What is day trading?

Day trading is a trading strategy that involves opening and closing positions within the same day. Day traders tend to have no positions held overnight, opting instead to close their positions each evening, and reopen positions the following day. Day trading is a short-term strategy that intends to profit from small, intraday fluctuations in price, instead of longer-term market movements.

The meaning of day trading is in direct contrast to traditional investing techniques of buying low, holding, and then selling high. Day traders therefore have to think differently from investors, focusing on an asset’s price action rather than its long-term potential. This is why day trading strategies are usually based on vast amounts of technical analysis, and require the trader to remain up to date with breaking news that might cause market fluctuations.

Market analysis

Pros and cons of day trading

Pros of day trading

Day traders can speculate on a variety of markets, including stocks, forex, commodities and futures. Shares are particularly popular, because closing positions at the end of each trading day removes the risk of markets gapping overnight.

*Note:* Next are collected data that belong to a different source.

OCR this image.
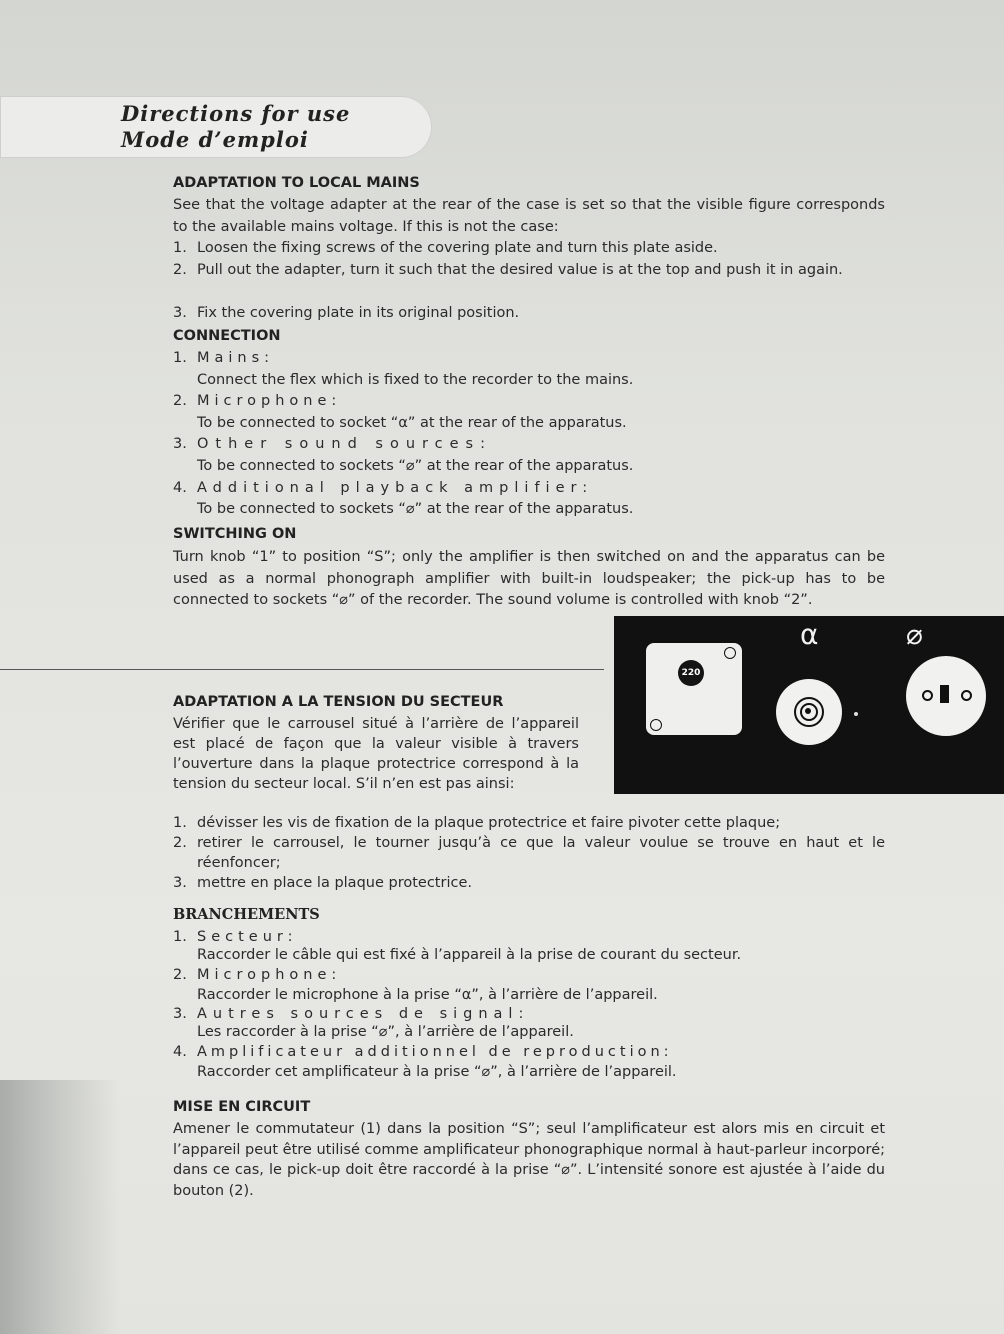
Directions for use
Mode d’emploi
ADAPTATION TO LOCAL MAINS
See that the voltage adapter at the rear of the case is set so that the visible figure corresponds to the available mains voltage. If this is not the case:
1. Loosen the fixing screws of the covering plate and turn this plate aside.
2. Pull out the adapter, turn it such that the desired value is at the top and push it in again.
3. Fix the covering plate in its original position.
CONNECTION
1. Mains:
Connect the flex which is fixed to the recorder to the mains.
2. Microphone:
To be connected to socket “⍺” at the rear of the apparatus.
3. Other sound sources:
To be connected to sockets “⌀” at the rear of the apparatus.
4. Additional playback amplifier:
To be connected to sockets “⌀” at the rear of the apparatus.
SWITCHING ON
Turn knob “1” to position “S”; only the amplifier is then switched on and the apparatus can be used as a normal phonograph amplifier with built-in loudspeaker; the pick-up has to be connected to sockets “⌀” of the recorder. The sound volume is controlled with knob “2”.
⍺	⌀
220
ADAPTATION A LA TENSION DU SECTEUR
Vérifier que le carrousel situé à l’arrière de l’appareil est placé de façon que la valeur visible à travers l’ouverture dans la plaque protectrice correspond à la tension du secteur local. S’il n’en est pas ainsi:
1. dévisser les vis de fixation de la plaque protectrice et faire pivoter cette plaque;
2. retirer le carrousel, le tourner jusqu’à ce que la valeur voulue se trouve en haut et le réenfoncer;
3. mettre en place la plaque protectrice.
BRANCHEMENTS
1. Secteur:
Raccorder le câble qui est fixé à l’appareil à la prise de courant du secteur.
2. Microphone:
Raccorder le microphone à la prise “⍺”, à l’arrière de l’appareil.
3. Autres sources de signal:
Les raccorder à la prise “⌀”, à l’arrière de l’appareil.
4. Amplificateur additionnel de reproduction:
Raccorder cet amplificateur à la prise “⌀”, à l’arrière de l’appareil.
MISE EN CIRCUIT
Amener le commutateur (1) dans la position “S”; seul l’amplificateur est alors mis en circuit et l’appareil peut être utilisé comme amplificateur phonographique normal à haut-parleur incorporé; dans ce cas, le pick-up doit être raccordé à la prise “⌀”. L’intensité sonore est ajustée à l’aide du bouton (2).
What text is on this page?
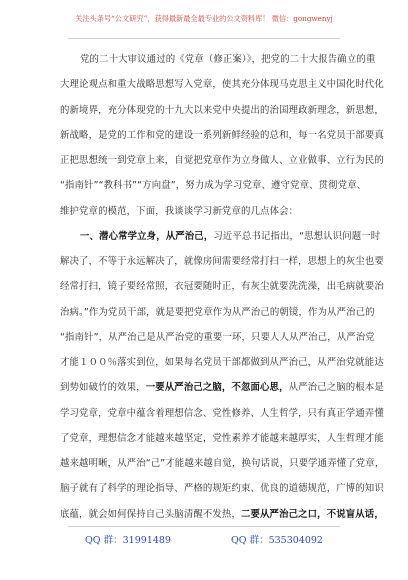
关注头条号“公文研究”，获得最新最全最专业的公文资料库！ 微信：gongwenyj
党的二十大审议通过的《党章（修正案）》，把党的二十大报告确立的重
大理论观点和重大战略思想写入党章，使其充分体现马克思主义中国化时代化
的新境界，充分体现党的十九大以来党中央提出的治国理政新理念，新思想，
新战略，是党的工作和党的建设一系列新鲜经验的总和，每一名党员干部要真
正把思想统一到党章上来，自觉把党章作为立身做人、立业做事、立行为民的
“指南针”“教科书”“方向盘”，努力成为学习党章、遵守党章、贯彻党章、
维护党章的模范，下面，我谈谈学习新党章的几点体会：
一、潜心常学立身，从严治己，习近平总书记指出，“思想认识问题一时
解决了，不等于永远解决了，就像房间需要经常打扫一样，思想上的灰尘也要
经常打扫，镜子要经常照，衣冠要随时正，有灰尘就要洗洗澡，出毛病就要治
治病。”作为党员干部，就是要把党章作为从严治己的朝镜，作为从严治己的
“指南针”，从严治己是从严治党的重要一环，只要人人从严治己，从严治党
才能１００％落实到位，如果每名党员干部都做到从严治己，从严治党就能达
到势如破竹的效果，一要从严治己之脑，不忽面心思，从严治己之脑的根本是
学习党章，党章中蕴含着理想信念、党性修养、人生哲学，只有真正学通弄懂
了党章，理想信念才能越来越坚定，党性素养才能越来越厚实，人生哲理才能
越来越明晰，从严治“己”才能越来越自觉，换句话说，只要学通弄懂了党章，
脑子就有了科学的理论指导、严格的规矩约束、优良的道德规范，广博的知识
底蕴，就会如何保持自己头脑清醒不发热，二要从严治己之口，不说盲从话，
QQ 群：31991489	QQ 群：535304092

In the past, day trading was only carried out by large investment firms. However, the rise of trading technology and increased prominence of margin trading – which amplifies both profits and losses – has made day trading more popular in recent years. Derivative products such as CFDs enable day traders to capitalise on markets that are making negative price moves as well as positive ones.

Cons of day trading

Day trading is not for the part-time trader. It requires focus and dedication, as it involves making fast decisions and executing a large number of trades in a single day. Day traders don’t necessarily need to trade all day, but do need to remain vigilant and stay ahead of the markets.

Day traders can be limited by the costs involved. For example, if you buy and sell shares you will pay a commission fee.

As with all types of trading, day trading involves market risk that can be substantial when leveraged instruments are used.